Have you ever wondered why search engines crawl and index your site even after adding disallow in robots.txt? Why is everyone telling us to add it if it doesn’t work? I am sure multiple questions may pop up in your mind, such as:
- What is the robots.txt disallow statement?
- What is the actual purpose of writing this piece of code?
- Why are there multiple disallows in robots.txt?
- Does robots txt block all search engines?
Before launching a site, it goes through the development phase, called a dev site or staging site. Search engines should not index the site during this phase. If a site is not ready for the public and appears under the bots’ radar, it will show in the search listing.
The Scenario
I always try to make sure the sites I am working on, which are in the development phase, don’t get indexed. A quick Google search demonstrates that adding disallow in robots.txt will stop the site from appearing in search results. It is a process I always follow. But I usually receive complaints from clients that their dev site is still showing up.
It bugged me! So, I extended my research time on this, trying to figure out. I know what a robot file is, but I wanted to learn about robot txt disallow.

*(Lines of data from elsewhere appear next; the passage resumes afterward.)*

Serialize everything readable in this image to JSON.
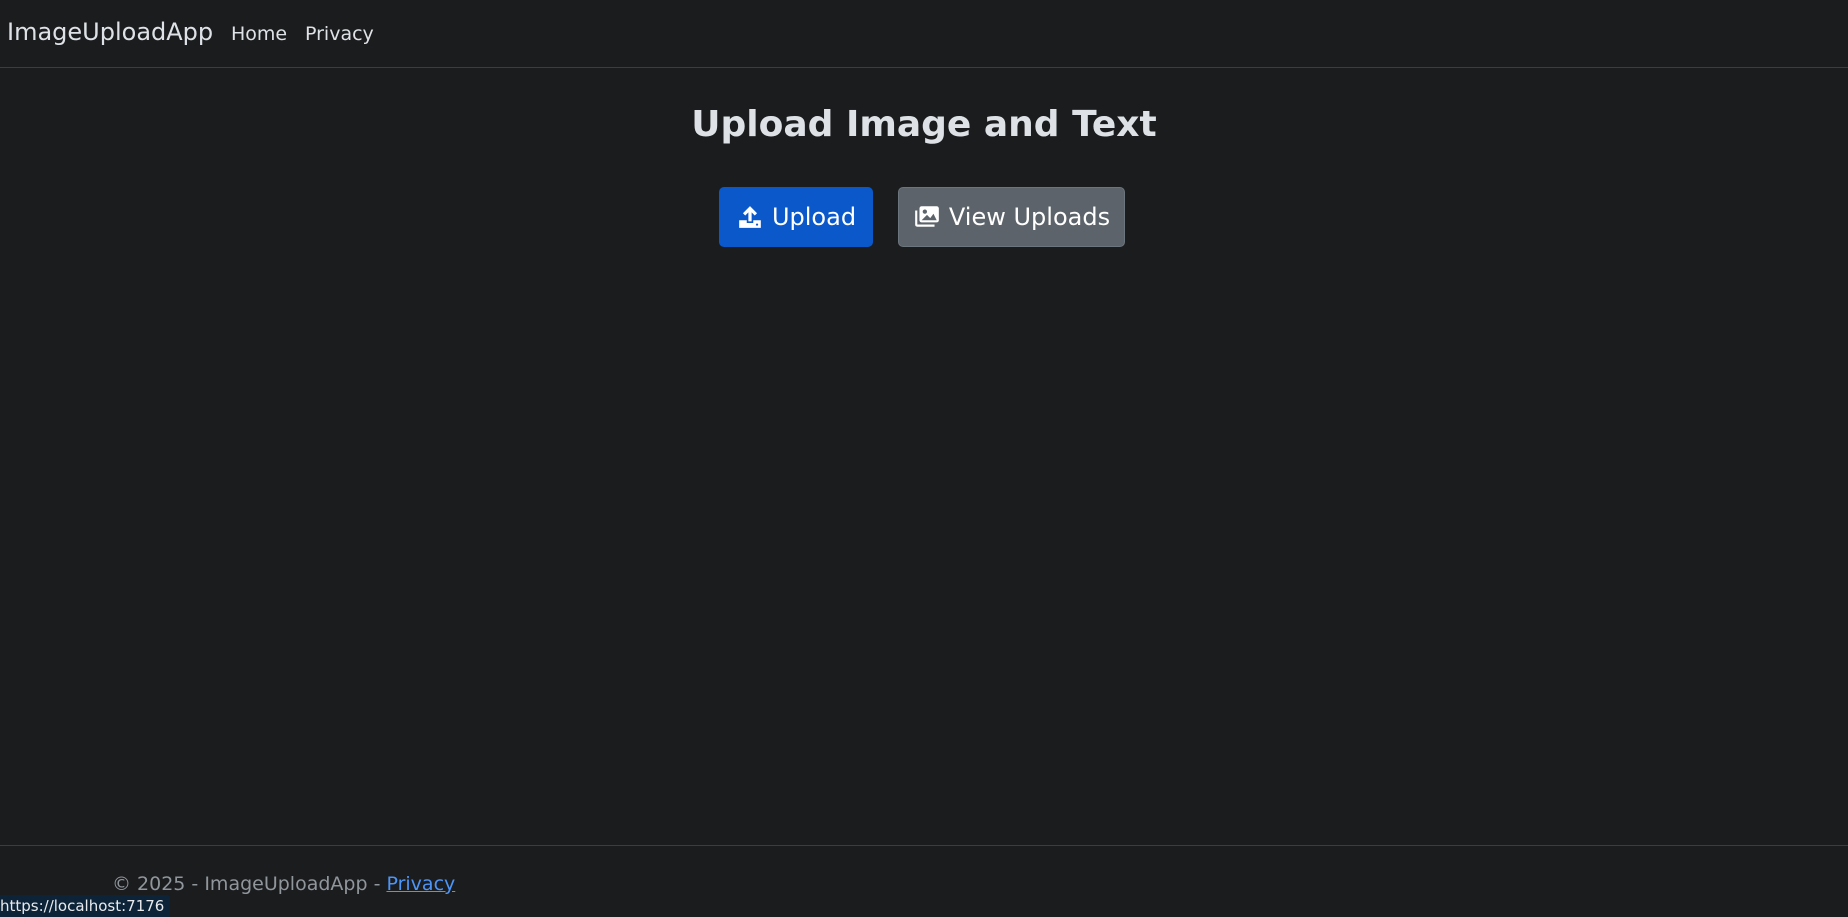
{
  "navbar": {
    "brand": "ImageUploadApp",
    "links": [
      {
        "label": "Home"
      },
      {
        "label": "Privacy"
      }
    ]
  },
  "main": {
    "title": "Upload Image and Text",
    "buttons": {
      "upload_label": "Upload",
      "upload_icon": "upload-icon",
      "view_label": "View Uploads",
      "view_icon": "images-icon"
    }
  },
  "footer": {
    "copyright": "© 2025 - ImageUploadApp - ",
    "privacy_link": "Privacy"
  },
  "status_bar": {
    "url": "https://localhost:7176"
  },
  "colors": {
    "background": "#1b1c1e",
    "primary": "#0a58ca",
    "secondary": "#5c636a",
    "link": "#4d95f7"
  }
}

What Is Disallow in Robots.txt File?
A “disallow” rule in robots.txt means “don’t crawl” — it does not mean “don’t index.” What this suggests is that the search engines won’t crawl. If they don’t crawl it, they will not index it. However, there is a catch. Search bots will index the site if they find links to the site content somewhere on the web.
So, how can links to the dev site appear on the web? A mystery I am still trying to understand.
One theory, which I believe most certainly is the case, is that clients may have shared or posted some information related to their site online. Unknowingly, they created an invisible trail of breadcrumbs for the search bots to follow.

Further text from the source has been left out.